Pendant ce temps, la dette accumulée coûte de plus en plus cher avec la remontée des taux d’intérêt. D’ici trois ans, le coût annuel du service de la dette devrait presque doubler, sauf à imaginer une nouvelle baisse brutale des taux. Trouver chaque année 10 milliards de plus au budget confinera à un exercice périlleux d’équilibriste. La restructuration de notre État jamais engagée foncièrement depuis vingt ans risque de se faire soudainement par la force des choses.

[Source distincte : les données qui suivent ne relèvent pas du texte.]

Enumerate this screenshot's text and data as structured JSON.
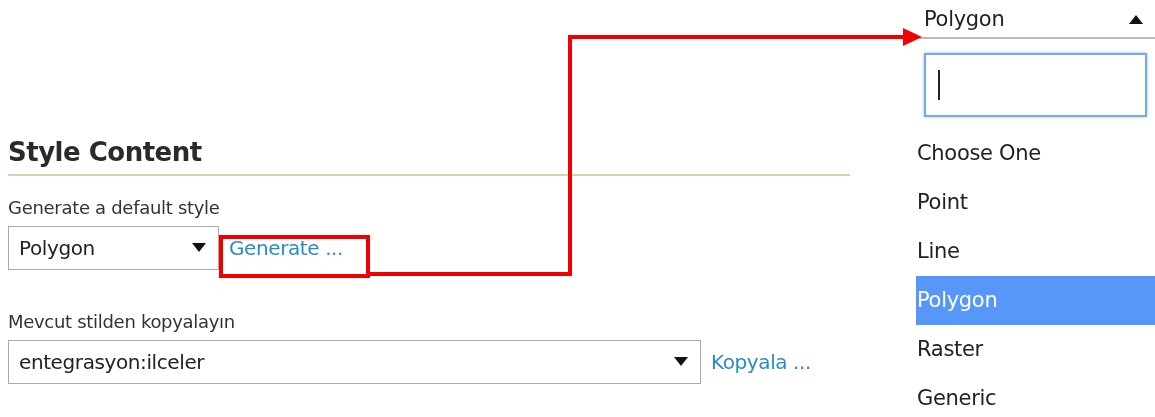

Le mur de la réalité n’est jamais apprécié des gouvernants, non plus que les lois d’airain de l’économie. Mais nos dirigeants se grandiraient en tenant enfin un discours de vérité aux Français. Pinay, Barre, Fillon, ont eu jadis ce courage et aucun spin doctor, conseiller en communication ou visiteur du soir ne sortira le gouvernement français du guêpier dans lequel il s’est engoncé, faisant miroiter aux Français cet éternel soutien financier de l’argent magique. En politique économique, il faut tenir avec courage sa ligne de crête : nous avons plus que jamais besoin d’artisans besogneux à la barre, non de prestidigitateurs. Ils existent et sont toujours prêts à aider leur pays.